I diagnosed ‘facet joint inflammation’ and demonstrated to him on the model of the spine what this was, explained to him possible causes and his likely prognosis and gave him advice on how best to manage the condition. He seemed very keen on knowing more about ‘facet joint’ injury, and as I thought, he went away and researched it on the net.

He came back this week and after telling me he was 90% better, he said he had looked it up and he had got the same injury as Tiger Woods. This prompted me to search ‘Tigers neck injury’ on line. There were hundreds of sites and masses of information on his injury causing him to pull out of The Players Championship in May 2010. An MRI scan of his neck had shown the cause of his pain to be an inflamed facet joint. Many sites were linking it to the whiplash he had suffered from his recent car crash, although Woods himself stated there was ‘absolutely zero connection’!! Although there isn’t 100% certainty that his accident did have any influence on his recent neck injury, I don’t see how he can be so adamant in stating there was ‘zero connection’. Read further to find out why!

What are facet joints?
Facet joints are made up from the back of the vertebrae (bones of spine). There is a pair of facet joints at the back of each vertebra and this is where the neck movement comes from.

Symptoms of facet joint problems in the neck (cervical facet joints):
The most common symptoms of cervical facet joint problems are pain in the neck and difficulty moving the neck. Other symptoms that may be present are headaches, shoulder/arm pain and pins and needles.

Causes of facet joint pain:
There are several possible causes of pain, the most common being normal ‘wear and tear’ or degenerative changes of the joints. This is when the cartilage that covers the ends of the joints wears thin. If this happens the two ends of the bones will rub and cause pain. The same principle applies to pain that is felt in an osteoarthritic (wear and tear type arthritis) hip or knee joint.

Other common causes of pain from facet joints are as a result of trauma ie: whiplash, poor postures, disc degeneration, any of these can ultimately cause the facet joints to become inflamed which will then cause pain.

There is much evidence to show that an inflamed facet joint is a common byproduct of whiplash.

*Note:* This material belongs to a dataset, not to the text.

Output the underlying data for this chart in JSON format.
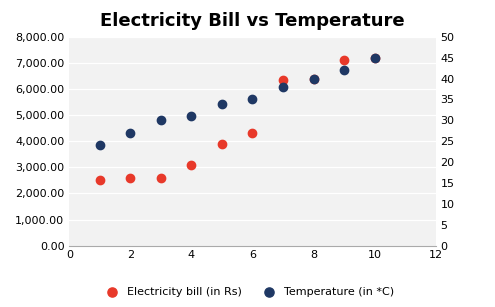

Research states that ‘The cervical facet joint is the most common source of chronic neck pain after whiplash.’ (The Journal of the American Academy of Orthopaedic Surgeons, 2007).

Many patients who have suffered whiplash will also claim that once all the initial acute pain and stiffness of whiplash has settled further pain at a later stage is then evident after returning to normal physical activities such as lifting, gardening, decorating….or like my patient this week….hitting golf balls. So getting back to Tiger, maybe his recent episode of neck pain caused by facet joint inflammation was in some way linked with his car crash after all!….Tiger himself doesn’t like to think so!!